Accu-weather forecaster joe bastardi resigned from accu-weather.com on monday. NO reasons were given. As soon as i found out i cancelled my accu-weather pro site, JB was accu-weather, he will be sorely missed. Hopefully he comes back with his own weather service, my check will already be in the mail if he does:waving:


----------



## stargazer (Nov 22, 2008)

FISHERBOY;1251503 said:


> Accu-weather forecaster joe bastardi resigned from accu-weather.com on monday. NO reasons were given.


I'm curious, how did you find out?

He should have given notice!


----------



## qualitycut (Jan 13, 2008)

Probably because Accuweather has been horse sh*t with predictions this year and he doesn't want to be a part of it.


----------



## stargazer (Nov 22, 2008)

Accuweather has done very well forecasting for my area. Better than anyone else.


----------



## ddb maine (Dec 4, 2009)

stargazer;1251872 said:


> Accuweather has done very well forecasting for my area. Better than anyone else.

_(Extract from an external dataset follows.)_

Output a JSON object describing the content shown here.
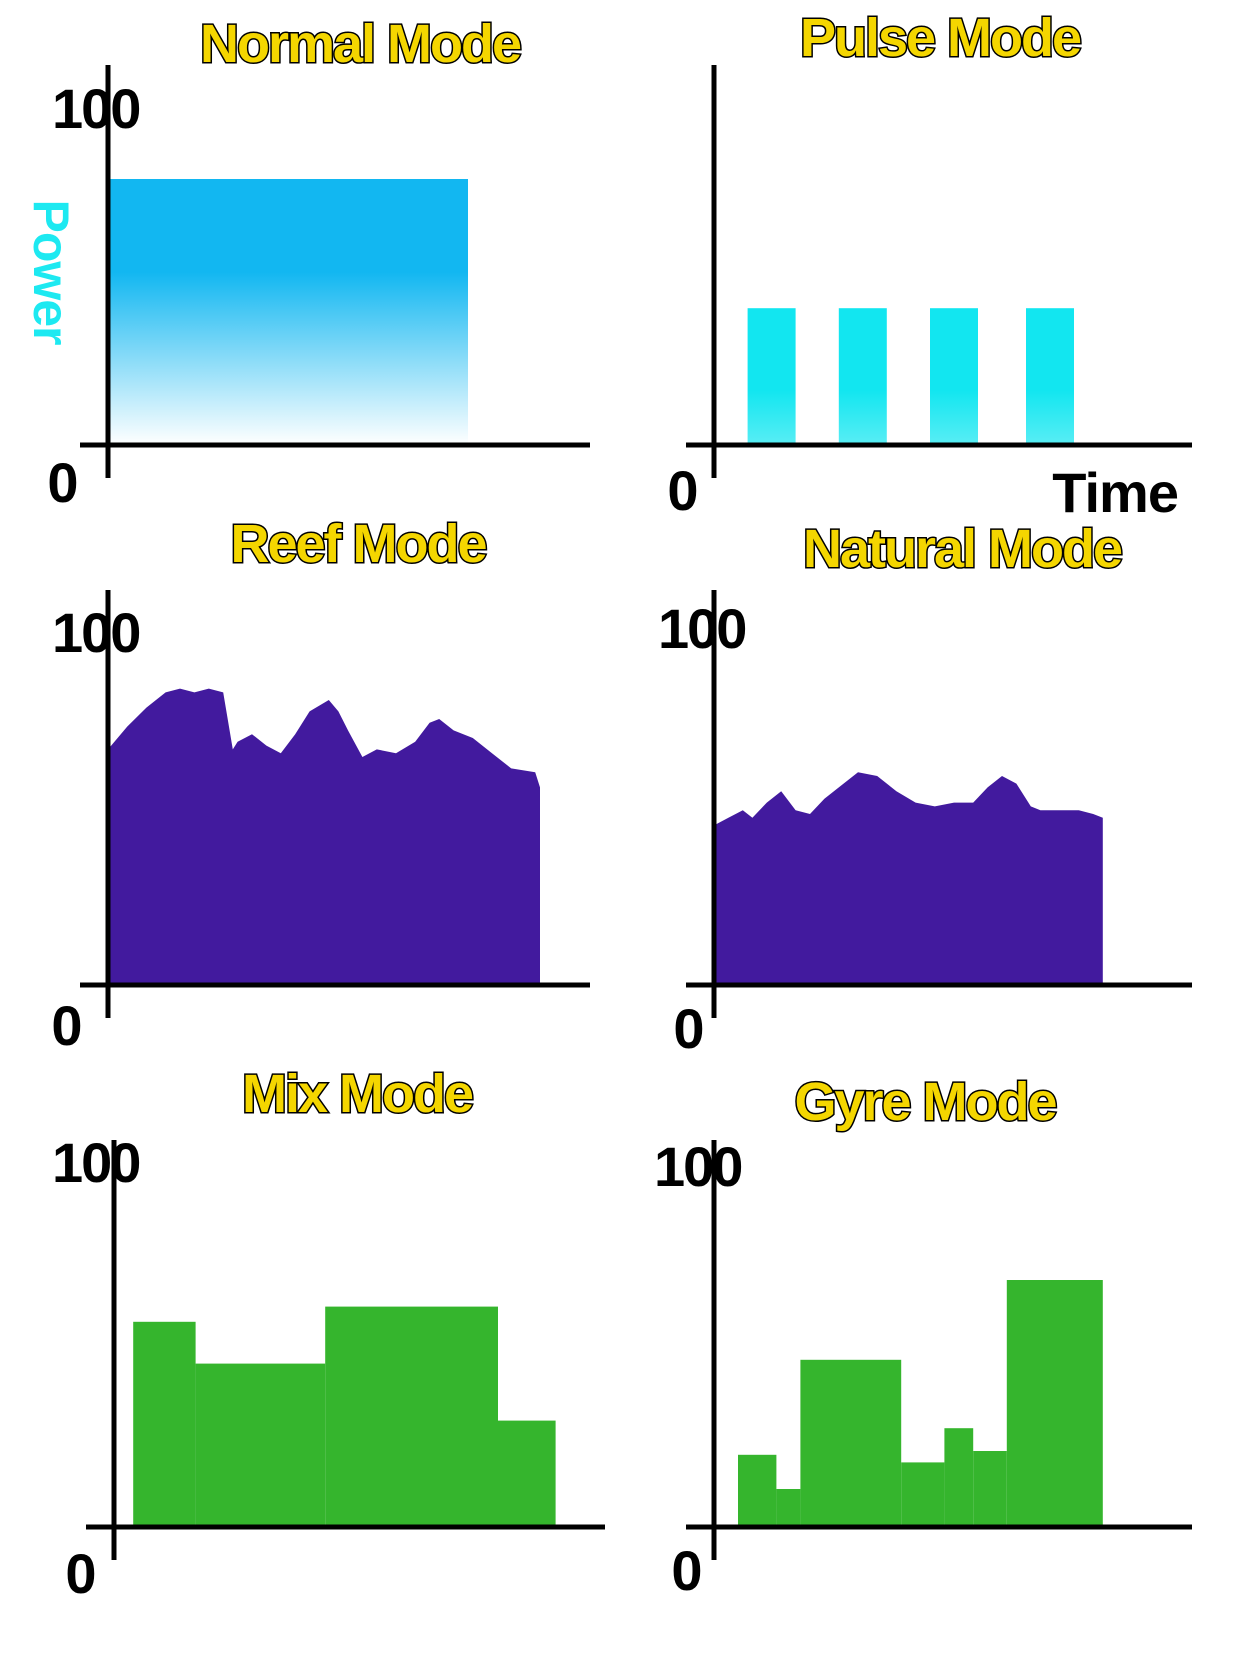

I dont know man. Joe said that Maine was going to have a rough ride thanksgiving-christmas. and that January was going to be quiet... He was completely wrong. I think he resigned and is going to take a shot at predicting something more predictable like sporting events...


----------



## qualitycut (Jan 13, 2008)

stargazer;1251872 said:


> Accuweather has done very well forecasting for my area. Better than anyone else.


They used to good here to but they have not even been close this year are to big storms of 18 + they were low by at least 10 inches


----------